Parmesan Reggiano. Wrong!
Reggiano Parmesan. Wrong!
Reggiano Parmigiano. Still wrong!
Trying to come up with the correct name of Parmigiano Reggiano® cheese—also known as Parmesan—people don’t always get it quite right! Sometimes it’s the customer reaching for the right words, other times it’s the retailer who slips up in writing the label.
How Parmigiano Reggiano Got its Name
Understanding that the words Parmigiano Reggiano indicate the place of origin makes remembering the cheese’s name a little easier. Parmigiano means “of and from Parma,” while Reggiano means “of or from Reggio.” The cheese was first made in the land between the neighboring towns of Parma and Reggio Emilia and its two-word name pays tribute to that history.
Parmesan, an older French name, dates back to when the ducal princes from Parma took their local cheese as a gift when visiting nobility in France.
Why Name Protection Matters
Why are these distinctions important? Protecting the name of their cheese, and therefore its identity, is one of the main reasons producers joined forces to form the Consorzio del Formaggio Parmigiano-Reggiano. In Europe, the laws specify that this is the only cheese that can be called Parmesan or Parmigiano Reggiano. To say “Grana Padano Parmesan,” for instance, is incorrect—Grana Padano cheese is the correct term.
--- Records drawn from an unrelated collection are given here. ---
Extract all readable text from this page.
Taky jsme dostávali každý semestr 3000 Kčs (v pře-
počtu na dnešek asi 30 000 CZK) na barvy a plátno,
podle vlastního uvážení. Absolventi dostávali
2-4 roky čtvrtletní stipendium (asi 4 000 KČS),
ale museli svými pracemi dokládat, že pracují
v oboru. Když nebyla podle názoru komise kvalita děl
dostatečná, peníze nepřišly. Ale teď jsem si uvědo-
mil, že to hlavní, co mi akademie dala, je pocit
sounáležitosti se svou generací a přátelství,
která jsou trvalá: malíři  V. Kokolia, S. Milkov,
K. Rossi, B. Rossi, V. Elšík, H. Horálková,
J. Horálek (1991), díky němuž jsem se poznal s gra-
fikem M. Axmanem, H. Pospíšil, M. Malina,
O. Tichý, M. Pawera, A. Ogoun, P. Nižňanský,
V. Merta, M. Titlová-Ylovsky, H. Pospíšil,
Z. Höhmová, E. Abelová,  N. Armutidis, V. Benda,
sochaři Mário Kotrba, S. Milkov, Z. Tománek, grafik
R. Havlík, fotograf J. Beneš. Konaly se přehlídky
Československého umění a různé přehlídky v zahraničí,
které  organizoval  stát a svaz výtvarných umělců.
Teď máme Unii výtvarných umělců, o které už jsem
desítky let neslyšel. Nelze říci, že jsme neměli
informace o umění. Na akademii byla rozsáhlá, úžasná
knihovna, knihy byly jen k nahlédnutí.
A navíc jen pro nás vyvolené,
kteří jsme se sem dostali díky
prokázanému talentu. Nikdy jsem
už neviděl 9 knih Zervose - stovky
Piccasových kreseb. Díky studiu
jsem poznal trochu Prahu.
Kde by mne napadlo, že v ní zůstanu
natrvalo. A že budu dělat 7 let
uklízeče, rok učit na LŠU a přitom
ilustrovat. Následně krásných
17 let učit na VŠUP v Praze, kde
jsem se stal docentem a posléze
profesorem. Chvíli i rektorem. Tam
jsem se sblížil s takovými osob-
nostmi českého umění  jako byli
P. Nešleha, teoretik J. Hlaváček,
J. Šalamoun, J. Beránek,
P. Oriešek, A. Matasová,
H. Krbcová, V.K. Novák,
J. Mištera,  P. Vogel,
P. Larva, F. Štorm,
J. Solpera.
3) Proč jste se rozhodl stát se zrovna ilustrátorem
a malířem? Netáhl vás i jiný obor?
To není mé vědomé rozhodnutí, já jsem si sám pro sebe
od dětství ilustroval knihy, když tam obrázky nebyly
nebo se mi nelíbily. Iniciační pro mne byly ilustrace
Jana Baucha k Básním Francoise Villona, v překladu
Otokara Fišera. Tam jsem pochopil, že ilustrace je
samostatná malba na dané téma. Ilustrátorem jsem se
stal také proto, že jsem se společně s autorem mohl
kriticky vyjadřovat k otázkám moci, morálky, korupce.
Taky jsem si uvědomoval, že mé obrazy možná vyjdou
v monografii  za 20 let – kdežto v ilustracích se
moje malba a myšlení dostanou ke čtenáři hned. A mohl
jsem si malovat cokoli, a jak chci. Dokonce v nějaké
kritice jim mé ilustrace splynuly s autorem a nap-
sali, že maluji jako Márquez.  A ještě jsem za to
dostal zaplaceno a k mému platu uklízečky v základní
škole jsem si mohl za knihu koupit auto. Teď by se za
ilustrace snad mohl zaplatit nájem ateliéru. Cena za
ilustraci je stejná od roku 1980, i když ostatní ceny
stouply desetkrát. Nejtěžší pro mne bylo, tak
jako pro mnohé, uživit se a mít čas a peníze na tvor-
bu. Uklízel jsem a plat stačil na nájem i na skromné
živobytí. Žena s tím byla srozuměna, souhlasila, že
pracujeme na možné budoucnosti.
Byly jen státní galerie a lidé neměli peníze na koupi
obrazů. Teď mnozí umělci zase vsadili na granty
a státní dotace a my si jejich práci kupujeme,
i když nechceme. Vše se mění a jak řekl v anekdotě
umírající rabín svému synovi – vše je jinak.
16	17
In other parts of the world, these name issues are not always well understood or legally enforced. Calling the cheese Parmesan Reggiano, Reggiano Parmesan or Reggiano Parmigiano is likely to be an innocent mistake. The same is true when just part of the name, like “Parmigiano” or “Reggiano,” is used.
But sometimes competing cheese makers form new sound-alike names that only confuse consumers, and that can be a threat to the good reputation of Parmigiano Reggiano. In cases like this, the Consorzio has successfully sued companies that encroach on their cheese’s identity.
Uses and Misspellings to Avoid:
- Parmigiano Reg
- Reggiano Parmesan
- Reggiano Parmigiano
- Parmesan Reggiano
What to Say Instead?
Parmigiano Reggiano, of course! And be sure to look for the words spelled out in a pin-dot pattern on the rind.